Il gatto iniziò a suonare… e loro scoppiarono a piangere
Serena, un ragazza di Lecce, amava perdutamente il suo compagno Marco,
così come il loro gatto Palla di neve.
I tre vivevano assieme da qualche anno ed erano felici.
Lei lavorava come commessa in un negozio e lui trasportava merci.
Si ritrovavano ogni sera stanchi, ma felici.
Condividevano l’amore per l’arte.
Lei dipingeva e lui suonava il piano.
La musica di Marco ispirava i colori di Serena.
I suoi disegni davano forma alle note del suo fidanzato.

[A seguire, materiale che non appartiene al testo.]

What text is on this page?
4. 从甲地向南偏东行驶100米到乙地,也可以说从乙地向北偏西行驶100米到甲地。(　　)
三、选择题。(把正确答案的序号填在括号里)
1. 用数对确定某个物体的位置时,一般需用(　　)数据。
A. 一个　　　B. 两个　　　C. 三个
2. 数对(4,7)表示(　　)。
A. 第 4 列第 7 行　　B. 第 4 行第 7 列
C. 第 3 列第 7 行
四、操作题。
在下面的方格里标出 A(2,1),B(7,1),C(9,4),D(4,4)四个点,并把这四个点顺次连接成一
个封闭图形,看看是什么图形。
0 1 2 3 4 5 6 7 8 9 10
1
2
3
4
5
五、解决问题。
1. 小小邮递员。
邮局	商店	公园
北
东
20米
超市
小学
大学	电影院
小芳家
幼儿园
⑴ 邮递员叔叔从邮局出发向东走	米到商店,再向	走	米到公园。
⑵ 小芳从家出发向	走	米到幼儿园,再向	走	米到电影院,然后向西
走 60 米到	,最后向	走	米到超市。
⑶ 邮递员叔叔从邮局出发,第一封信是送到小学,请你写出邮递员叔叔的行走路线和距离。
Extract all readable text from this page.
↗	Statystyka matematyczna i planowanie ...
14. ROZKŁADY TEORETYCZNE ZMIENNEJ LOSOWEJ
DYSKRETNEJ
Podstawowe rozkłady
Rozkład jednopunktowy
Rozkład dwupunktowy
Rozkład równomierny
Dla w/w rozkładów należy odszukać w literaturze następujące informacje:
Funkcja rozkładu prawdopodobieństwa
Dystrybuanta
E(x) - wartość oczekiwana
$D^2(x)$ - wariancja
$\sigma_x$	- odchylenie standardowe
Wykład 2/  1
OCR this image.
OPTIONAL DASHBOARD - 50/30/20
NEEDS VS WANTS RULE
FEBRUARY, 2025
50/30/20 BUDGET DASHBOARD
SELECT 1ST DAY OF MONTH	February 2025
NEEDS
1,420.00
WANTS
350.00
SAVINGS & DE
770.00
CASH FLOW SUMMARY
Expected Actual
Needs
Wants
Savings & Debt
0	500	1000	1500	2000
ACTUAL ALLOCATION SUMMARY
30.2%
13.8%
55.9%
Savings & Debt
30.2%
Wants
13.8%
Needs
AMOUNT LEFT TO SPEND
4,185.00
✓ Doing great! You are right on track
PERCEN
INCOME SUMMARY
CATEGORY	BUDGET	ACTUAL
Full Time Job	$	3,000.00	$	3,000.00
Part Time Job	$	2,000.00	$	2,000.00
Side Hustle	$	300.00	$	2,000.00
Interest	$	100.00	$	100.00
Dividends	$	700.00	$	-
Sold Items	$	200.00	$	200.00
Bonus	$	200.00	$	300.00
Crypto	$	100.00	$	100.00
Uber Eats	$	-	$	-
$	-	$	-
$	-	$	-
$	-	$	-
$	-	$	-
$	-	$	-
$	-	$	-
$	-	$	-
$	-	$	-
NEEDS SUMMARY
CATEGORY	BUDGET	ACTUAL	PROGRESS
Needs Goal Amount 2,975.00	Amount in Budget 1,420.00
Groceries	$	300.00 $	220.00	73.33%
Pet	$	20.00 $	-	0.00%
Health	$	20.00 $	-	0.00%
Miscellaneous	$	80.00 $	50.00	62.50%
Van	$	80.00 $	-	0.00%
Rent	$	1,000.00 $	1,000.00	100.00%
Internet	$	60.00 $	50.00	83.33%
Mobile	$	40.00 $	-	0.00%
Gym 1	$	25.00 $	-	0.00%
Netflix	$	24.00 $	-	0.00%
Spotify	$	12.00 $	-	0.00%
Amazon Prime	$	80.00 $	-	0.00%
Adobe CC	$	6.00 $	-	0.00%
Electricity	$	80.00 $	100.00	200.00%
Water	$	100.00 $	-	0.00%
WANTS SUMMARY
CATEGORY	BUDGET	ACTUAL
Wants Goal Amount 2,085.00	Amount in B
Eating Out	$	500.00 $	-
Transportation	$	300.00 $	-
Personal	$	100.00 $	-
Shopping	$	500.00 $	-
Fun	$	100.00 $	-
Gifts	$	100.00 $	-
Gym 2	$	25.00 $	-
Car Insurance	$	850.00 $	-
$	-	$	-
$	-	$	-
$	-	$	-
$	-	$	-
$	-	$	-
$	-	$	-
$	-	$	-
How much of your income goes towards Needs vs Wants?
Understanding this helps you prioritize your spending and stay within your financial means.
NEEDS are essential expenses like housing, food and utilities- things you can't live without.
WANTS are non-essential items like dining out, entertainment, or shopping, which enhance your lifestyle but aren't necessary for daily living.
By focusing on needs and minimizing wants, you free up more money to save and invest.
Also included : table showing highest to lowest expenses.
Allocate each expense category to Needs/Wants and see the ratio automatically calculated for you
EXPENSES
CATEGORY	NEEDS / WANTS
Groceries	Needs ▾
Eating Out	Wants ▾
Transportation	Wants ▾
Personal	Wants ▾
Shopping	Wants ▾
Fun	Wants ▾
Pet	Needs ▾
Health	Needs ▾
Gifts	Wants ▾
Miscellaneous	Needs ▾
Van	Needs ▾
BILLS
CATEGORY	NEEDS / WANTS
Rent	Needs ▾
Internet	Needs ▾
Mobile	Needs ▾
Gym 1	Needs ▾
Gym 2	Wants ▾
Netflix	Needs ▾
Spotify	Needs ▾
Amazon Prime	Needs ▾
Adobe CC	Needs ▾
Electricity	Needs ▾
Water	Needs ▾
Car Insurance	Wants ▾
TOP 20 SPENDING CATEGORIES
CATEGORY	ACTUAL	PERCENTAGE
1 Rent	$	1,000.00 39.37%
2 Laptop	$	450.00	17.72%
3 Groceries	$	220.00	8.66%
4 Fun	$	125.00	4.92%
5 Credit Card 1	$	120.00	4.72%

E la melodia del pianoforte accendeva l’immaginazione della ragazza.
Forse è anche questo l’amore: essere l’uno l’ispirazione per l’altra e viceversa.
Purtroppo, un brutto incidente costrinse Marco a restare sulla sedia a rotelle,
senza sapere se avrebbe ripreso a camminare.
Smise di suonare, così come Serena smise di dipingere.
I due erano assai tristi e si erano fatti distanti, quando un giorno accadde qualcosa di incredibile.
Entrambi udirono provenire dal salone la stessa musica che suonava spesso Marco.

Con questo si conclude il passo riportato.